How she trains: As part of a well-rounded program that includes cardio and weight training, Robin Conroy, a Colorado-Colorado Springs strength and conditioning coach, puts players through a series of plyometric and agility drills designed to ensure fluid movement on the court. Hernandez tackles traditional box jumps along with a litany of variations, including lateral step-ups and squat jumps. She also relishes upper-body workouts that she says help her hold off opponents while boxing out.
Coach knows best: Plyometric exercises are more than just jumping. Learning the correct way to land is key to keeping ankles and knees healthy. Conroy has taught Hernandez and her teammates how to land safely on two feet during drills so muscle memory guides their return to earth after a layup or rebound. “You’re really looking at someone’s landing mechanics. You’re able to see if they’ve got a knee collapse,” Conroy says. “That’s extremely important for injury prevention.”

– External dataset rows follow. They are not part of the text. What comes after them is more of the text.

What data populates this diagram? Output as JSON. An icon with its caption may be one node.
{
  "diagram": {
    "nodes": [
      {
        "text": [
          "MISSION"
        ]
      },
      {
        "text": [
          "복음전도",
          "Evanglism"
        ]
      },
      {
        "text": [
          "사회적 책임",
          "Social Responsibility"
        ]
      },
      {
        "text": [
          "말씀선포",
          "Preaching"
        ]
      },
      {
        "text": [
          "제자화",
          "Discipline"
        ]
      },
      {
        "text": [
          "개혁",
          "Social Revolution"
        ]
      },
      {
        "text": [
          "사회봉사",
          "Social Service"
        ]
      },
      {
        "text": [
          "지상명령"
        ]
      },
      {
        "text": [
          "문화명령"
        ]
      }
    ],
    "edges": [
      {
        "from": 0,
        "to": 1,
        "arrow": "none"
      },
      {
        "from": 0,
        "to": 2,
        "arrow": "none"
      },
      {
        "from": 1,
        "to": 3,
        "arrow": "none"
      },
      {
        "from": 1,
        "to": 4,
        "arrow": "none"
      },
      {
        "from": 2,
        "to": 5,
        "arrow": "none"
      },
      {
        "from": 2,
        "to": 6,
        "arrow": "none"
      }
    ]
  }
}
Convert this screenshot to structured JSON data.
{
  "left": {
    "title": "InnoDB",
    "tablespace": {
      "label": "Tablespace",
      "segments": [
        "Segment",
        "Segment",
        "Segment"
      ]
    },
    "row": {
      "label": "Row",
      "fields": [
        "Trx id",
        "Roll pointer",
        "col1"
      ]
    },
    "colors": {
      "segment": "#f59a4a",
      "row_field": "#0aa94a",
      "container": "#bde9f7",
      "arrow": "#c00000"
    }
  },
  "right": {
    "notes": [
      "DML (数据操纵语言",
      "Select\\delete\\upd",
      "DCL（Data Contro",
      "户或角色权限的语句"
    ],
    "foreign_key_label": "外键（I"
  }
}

THE BIG PICTURE: Building strength and stamina through presses, cleans, sprints and more is essential, but so is mastering fluid leaping, landing and lateral movement to dodge significant injuries.
Johns Hopkins University
Sport: Water Polo | Major: Undeclared
2015 second-team All-American
2015 Collegiate Water Polo Association Southern Division Rookie of the Year
Johns Hopkins University photo
Key ability: Cardiovascular endurance
Key workout: Medicine ball toss while treading water
Why he trains: Cico wouldn’t be a prolific offensive threat without the leg strength to propel his upper body above the water’s surface when he needs to fire a shot, and the stamina to keep doing it.
How he trains: Cico’s routine is a mix of leg, core and shoulder work out of the pool and endurance and strength exercises in it. Cico swims 3,000 to 4,000 yards at various speeds every practice to build stamina and performs drills designed to build core stability and leg strength. Some example exercises: treading water while either tossing a medicine ball to a teammate or holding a full water cooler jug above his head.
COACH KNOWS BEST: Johns Hopkins coach Ted Bresnahan pushes his athletes through repeated sets of 100-yard sprints in the pool during the preseason, hoping to prepare them for the shorter dashes they’ll have to make in games. “We’ll swim a couple thousand yards a day,” he says, “with intensity.”
THE BIG PICTURE: In short, the sport is exhausting. “One of the keys to our training is getting used to playing tired,” Cico says. “No matter how much you train ... water polo will make you tired no matter what.”